We all want a lot of things.
And what does it mean to want something? It’s like we’re craving this end state, this state of having achieved what we want, and we want to feel better by achieving that end state.
So this idea of wanting: we place ourselves, we feel ourselves, in a state where something is missing.
“I am not all right.
I am not perfectly OK.
I’m somehow less than perfect right now, because there’s this thing outside me that I want.” And we have this- it’s like this hunger and a craving for something that’s outside us.
So naturally, we want to achieve the object of our desire.
Whatever we want, we want.
We want what we want.
Again, more of my completely obvious statements.
So we want these things, and we want that feeling that we’ve gotten them, and then we have satisfaction.
It’s like the wanting gives us a kind of discomfort, we’re a bit uncomfortable, that kind of awkward, uncomfortable feeling something’s not quite right, and we really want that feeling of we get it, and then we can relax into “Ah, it’s all OK.” So we want to end the desire.
We want to end the wanting.
We want to achieve what we want, and then stop wanting it.
So it’s like going through life just wanting to stop wanting.
And it just goes on and on, because there’s always more things to want.
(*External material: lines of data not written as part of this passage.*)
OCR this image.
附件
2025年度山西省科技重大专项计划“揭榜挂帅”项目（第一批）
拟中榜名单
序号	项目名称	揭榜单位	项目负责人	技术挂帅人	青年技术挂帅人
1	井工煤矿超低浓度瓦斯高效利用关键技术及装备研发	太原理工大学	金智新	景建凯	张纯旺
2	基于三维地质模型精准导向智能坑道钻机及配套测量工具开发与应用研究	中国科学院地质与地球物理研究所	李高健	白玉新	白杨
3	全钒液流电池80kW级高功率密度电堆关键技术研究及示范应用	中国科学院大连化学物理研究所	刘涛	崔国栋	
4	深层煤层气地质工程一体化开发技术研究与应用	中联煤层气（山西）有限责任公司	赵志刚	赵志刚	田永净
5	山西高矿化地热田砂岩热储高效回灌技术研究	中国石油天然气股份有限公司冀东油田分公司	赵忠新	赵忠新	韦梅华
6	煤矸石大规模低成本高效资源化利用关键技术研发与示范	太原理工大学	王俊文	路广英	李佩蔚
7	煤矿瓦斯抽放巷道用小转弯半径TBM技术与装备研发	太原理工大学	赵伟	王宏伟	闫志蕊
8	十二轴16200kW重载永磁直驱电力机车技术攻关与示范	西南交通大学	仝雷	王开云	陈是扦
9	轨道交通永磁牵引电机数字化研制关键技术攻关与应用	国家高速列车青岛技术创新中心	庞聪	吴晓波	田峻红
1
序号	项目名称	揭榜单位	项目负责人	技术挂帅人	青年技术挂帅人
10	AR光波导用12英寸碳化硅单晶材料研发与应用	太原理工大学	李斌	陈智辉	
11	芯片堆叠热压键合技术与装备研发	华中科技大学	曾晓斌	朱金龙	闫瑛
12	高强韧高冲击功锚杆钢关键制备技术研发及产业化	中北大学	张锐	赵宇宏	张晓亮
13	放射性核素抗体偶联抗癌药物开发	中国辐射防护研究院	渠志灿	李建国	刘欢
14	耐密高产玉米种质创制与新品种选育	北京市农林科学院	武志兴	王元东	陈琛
So it seems like one of the most useful lessons, the most useful abilities, is to be able to be OK with that state of wanting.
To be able to feel the wanting without that sense of craving like “I really want that wanting to go away.” It’s like you’re hungry, you’re really hungry, so you’re just “Oh, I just want that feeling of not being hungry.
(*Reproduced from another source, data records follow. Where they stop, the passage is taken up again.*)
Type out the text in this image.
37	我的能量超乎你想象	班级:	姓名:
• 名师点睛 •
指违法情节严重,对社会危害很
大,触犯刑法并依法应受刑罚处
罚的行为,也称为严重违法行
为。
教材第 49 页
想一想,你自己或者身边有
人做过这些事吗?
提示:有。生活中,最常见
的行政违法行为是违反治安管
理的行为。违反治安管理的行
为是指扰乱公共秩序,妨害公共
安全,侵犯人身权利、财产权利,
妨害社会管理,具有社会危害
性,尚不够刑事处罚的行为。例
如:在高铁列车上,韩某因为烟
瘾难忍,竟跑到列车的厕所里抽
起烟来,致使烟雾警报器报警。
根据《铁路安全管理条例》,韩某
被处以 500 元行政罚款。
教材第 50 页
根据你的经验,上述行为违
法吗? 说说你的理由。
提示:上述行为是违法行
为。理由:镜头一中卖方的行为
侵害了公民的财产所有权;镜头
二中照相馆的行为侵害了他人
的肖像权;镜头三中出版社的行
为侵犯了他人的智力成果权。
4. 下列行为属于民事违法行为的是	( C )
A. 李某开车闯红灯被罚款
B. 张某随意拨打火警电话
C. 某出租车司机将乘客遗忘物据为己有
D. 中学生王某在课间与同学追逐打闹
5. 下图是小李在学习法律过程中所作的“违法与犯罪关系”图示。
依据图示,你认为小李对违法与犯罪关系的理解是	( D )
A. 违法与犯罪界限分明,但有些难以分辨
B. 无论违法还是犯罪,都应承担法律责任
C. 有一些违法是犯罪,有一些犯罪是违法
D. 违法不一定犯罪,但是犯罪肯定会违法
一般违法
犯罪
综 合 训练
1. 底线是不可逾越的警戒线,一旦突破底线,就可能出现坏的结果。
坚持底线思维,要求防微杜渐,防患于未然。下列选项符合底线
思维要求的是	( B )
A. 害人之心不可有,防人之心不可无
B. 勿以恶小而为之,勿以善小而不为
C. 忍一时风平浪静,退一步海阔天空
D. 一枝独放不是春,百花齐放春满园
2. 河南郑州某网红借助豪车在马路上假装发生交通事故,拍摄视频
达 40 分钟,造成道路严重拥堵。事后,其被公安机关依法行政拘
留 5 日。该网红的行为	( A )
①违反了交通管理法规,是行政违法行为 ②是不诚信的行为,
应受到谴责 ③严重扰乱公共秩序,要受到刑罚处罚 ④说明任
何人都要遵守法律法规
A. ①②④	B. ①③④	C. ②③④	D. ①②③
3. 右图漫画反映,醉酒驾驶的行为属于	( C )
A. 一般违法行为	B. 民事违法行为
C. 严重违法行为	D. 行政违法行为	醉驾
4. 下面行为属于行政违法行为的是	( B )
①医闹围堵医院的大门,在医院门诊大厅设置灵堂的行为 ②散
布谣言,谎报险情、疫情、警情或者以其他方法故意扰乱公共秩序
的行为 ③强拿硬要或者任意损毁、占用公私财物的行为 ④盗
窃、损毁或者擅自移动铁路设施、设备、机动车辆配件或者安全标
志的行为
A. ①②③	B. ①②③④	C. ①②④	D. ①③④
I want to be full.” But imagine just being OK with that state and actually just feeling that wanting, and letting that be OK.
Instead of feeling like “This wanting must be killed.
This wanting must be ended.” We can simply live in that state of want.
Now, I mean in some ways it sounds kind of terrible, because you know, of course we want what we want.
So how can we just be OK with not having it? Well, for one thing, that want is there for a good reason.
I mean, that feeling of hunger and lack, that we want something: it seems to be that’s a built-in part of what life is all about, what it means to be alive.
To have no desire for anything: seems like that’s to not have life at all.
As long as we’re alive, life is always seeking that next thing.
There’s always something more.
It always needs to replenish itself.
So in some ways I think when we feel that sense of wanting, of desire, wanting something we don’t have: that is something close to feeling the life force itself, feeling the feeling of aliveness.
With that hunger, that is just a very palpable feeling of this is what it’s like to be alive.
Which I imagine can be very uncomfortable, but I think a lot of the discomfort about it is in how we process it, how we interpret it.
But the feeling itself, OK, it’s a feeling of wanting.
We want things.
And that’s- maybe there’s certain discomfort there, because we want things, we don’t have them.
But then we get into this whole interpretation of it.
“Oh, it means I’m missing something.
I’m not OK because I don’t have this thing.
And you know, I really need to have this thing before I can be OK.” And all this layer of interpretation that makes it even more uncomfortable.
But imagine just accepting that we want things.
As long as we’re alive, we will want things, and so that feeling of hunger and desire is just part of being alive.
And so yeah, sure, we still want what we want, we still want to have that desire satisfied, but we don’t really need to really crave to have that desire go away to crave to have it end, because that’s life.
We only get temporary satisfaction for anything, and then we get the desire again as long as we are still alive.
So imagine simply having a desire for desire itself, simply celebrating that this desire, this hunger, is something that is a part of being alive.
Instead of trying to make it stop, we can simply celebrate that it’s there and it does seem like it can give us a lot of fuel to keep us moving.
Possibly where we want to go, possibly in bad directions, but that’s a different story.